WATCH: House subcommittee holds hearing on the ways COVID-19 disproportionately impacts low-wage, women workers

The House Oversight COVID subcommittee held a hearing on Tuesday on how the “pandemic economy” has disproportionately harmed low-wage, women workers.

Watch the hearing in the player above.

Speakers at the hearing included C. Nicole Mason, president and CEO of the Institute for Women’s Policy Research; Yana Rodgers, Ph.D., professor of labor studies and employment relations at Rutgers University; Vicki Shabo, senior fellow for paid leave policy and strategy at the Better Life Lab at New America; Cynthia Murray, fitting department associate at Walmart and Mary Katharine Ham, CNN commentator and author.

Ahead of the hearing, the subcommittee released a report affirming the pandemic era’s harm on working women. The data from a December 2021 survey of the nation’s 12 largest employers found a disproportionate amount of women experienced negative outcomes in their workplace in 2020 such as furloughs, layoffs, wage reductions or fewer promotions.
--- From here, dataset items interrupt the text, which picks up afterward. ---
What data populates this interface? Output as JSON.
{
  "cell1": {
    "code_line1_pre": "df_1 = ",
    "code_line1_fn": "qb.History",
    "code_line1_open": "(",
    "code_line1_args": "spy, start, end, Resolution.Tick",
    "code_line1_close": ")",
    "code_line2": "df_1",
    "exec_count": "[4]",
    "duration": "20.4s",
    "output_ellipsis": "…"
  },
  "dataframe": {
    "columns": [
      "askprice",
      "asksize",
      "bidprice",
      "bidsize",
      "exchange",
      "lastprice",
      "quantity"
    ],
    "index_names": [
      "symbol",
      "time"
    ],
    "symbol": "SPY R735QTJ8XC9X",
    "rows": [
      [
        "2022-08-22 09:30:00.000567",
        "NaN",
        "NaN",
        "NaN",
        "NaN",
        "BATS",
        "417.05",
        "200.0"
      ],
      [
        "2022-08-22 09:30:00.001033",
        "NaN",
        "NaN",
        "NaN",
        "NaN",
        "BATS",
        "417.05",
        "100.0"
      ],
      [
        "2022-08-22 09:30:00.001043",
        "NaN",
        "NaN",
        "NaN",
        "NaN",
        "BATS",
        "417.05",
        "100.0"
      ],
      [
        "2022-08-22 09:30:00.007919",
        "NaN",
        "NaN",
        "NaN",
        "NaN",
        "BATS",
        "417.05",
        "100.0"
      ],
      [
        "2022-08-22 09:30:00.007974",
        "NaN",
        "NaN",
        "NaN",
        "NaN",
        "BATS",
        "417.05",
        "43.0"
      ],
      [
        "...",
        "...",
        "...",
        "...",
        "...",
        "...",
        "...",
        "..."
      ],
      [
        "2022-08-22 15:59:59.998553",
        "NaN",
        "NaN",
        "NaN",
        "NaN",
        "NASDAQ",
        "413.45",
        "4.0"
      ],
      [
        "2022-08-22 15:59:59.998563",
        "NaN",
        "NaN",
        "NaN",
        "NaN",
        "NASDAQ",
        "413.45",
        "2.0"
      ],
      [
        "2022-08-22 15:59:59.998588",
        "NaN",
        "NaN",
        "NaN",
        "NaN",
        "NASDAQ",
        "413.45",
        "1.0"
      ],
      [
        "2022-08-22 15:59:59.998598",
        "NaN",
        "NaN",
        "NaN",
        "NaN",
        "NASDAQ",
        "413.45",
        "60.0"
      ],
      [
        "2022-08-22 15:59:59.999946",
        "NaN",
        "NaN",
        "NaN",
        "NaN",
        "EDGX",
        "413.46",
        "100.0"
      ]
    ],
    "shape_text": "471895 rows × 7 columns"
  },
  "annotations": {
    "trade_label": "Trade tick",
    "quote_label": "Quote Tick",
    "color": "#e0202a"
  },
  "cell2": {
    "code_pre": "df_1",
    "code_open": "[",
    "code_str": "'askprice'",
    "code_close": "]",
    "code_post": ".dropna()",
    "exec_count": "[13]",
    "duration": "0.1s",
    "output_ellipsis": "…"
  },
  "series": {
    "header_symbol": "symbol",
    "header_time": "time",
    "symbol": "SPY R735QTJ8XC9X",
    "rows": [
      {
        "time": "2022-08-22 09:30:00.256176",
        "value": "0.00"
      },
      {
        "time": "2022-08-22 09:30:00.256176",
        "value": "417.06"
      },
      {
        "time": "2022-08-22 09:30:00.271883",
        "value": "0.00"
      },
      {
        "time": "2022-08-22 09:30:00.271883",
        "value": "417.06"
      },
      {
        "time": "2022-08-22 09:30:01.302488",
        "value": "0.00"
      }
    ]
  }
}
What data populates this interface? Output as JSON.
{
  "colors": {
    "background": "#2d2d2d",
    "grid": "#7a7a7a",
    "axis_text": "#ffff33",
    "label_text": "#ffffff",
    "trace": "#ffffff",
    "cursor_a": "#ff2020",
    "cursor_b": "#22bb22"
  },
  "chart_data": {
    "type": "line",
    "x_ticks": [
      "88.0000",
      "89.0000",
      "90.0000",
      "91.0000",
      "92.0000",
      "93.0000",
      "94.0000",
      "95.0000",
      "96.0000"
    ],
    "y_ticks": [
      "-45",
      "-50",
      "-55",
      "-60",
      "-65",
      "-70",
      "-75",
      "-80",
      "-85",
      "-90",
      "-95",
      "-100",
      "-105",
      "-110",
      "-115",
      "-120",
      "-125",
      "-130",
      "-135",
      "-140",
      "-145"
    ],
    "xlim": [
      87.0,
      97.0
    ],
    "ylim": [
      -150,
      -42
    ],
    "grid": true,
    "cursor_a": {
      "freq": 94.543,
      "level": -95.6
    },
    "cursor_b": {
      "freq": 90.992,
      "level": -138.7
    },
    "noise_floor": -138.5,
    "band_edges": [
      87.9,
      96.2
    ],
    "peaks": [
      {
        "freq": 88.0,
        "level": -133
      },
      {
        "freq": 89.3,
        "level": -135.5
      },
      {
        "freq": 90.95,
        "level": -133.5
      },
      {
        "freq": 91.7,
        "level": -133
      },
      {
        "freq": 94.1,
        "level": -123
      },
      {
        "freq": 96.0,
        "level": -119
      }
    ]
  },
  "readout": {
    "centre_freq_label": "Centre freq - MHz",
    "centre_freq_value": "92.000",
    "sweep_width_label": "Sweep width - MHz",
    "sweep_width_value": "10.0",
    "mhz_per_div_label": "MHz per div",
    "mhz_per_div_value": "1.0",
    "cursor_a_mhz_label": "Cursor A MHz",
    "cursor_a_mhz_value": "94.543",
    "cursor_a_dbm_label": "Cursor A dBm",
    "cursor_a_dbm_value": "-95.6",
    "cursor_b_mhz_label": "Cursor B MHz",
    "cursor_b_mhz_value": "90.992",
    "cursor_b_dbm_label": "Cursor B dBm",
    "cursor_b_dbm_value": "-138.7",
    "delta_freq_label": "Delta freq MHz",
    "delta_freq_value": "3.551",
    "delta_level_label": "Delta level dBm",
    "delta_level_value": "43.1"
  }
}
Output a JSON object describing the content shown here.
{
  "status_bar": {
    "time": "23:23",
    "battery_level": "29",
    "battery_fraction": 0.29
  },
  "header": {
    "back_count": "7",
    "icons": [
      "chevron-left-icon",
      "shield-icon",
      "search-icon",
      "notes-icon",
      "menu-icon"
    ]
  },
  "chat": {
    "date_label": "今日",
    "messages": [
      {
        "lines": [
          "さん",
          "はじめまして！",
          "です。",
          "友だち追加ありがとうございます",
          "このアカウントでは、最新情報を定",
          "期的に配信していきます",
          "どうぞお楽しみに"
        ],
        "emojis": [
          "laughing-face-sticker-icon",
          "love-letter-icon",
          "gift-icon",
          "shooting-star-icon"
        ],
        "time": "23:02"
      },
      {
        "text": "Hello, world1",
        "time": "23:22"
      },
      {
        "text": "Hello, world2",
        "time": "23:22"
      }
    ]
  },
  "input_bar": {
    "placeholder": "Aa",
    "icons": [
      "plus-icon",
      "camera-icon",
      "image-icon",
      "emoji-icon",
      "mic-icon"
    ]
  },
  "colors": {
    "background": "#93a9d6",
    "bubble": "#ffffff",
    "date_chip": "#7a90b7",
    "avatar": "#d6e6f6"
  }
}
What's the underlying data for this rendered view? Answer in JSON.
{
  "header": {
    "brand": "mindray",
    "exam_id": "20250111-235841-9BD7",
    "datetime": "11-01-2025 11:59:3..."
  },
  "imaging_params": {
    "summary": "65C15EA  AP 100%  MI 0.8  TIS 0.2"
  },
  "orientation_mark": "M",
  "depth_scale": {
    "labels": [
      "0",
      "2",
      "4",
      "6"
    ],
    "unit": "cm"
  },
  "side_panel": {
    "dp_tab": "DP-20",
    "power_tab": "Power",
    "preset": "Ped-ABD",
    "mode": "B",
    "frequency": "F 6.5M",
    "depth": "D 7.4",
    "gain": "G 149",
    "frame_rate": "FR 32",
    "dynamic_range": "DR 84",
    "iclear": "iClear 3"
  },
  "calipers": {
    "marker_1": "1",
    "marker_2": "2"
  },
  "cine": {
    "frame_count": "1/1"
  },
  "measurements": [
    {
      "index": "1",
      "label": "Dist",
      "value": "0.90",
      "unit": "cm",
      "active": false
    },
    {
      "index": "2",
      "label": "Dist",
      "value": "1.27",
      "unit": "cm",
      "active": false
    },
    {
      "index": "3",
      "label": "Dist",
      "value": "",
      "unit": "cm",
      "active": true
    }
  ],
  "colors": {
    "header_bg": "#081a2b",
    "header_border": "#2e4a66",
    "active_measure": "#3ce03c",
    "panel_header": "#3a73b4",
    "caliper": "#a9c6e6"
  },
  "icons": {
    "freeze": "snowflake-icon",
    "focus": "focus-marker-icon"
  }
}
Committee Chairman James E. Clyburn opened the hearing by highlighting the struggle many women face in balancing their home life and their jobs, especially when they are the sole breadwinners in the household.

“Women bear a disproportionate share of the caregiving responsibilities in our country,” said Clyburn. “As a result, when the pandemic disrupted normal life in 2020, many working mothers were left unable to balance their jobs with their increased responsibilities to take care of their children.”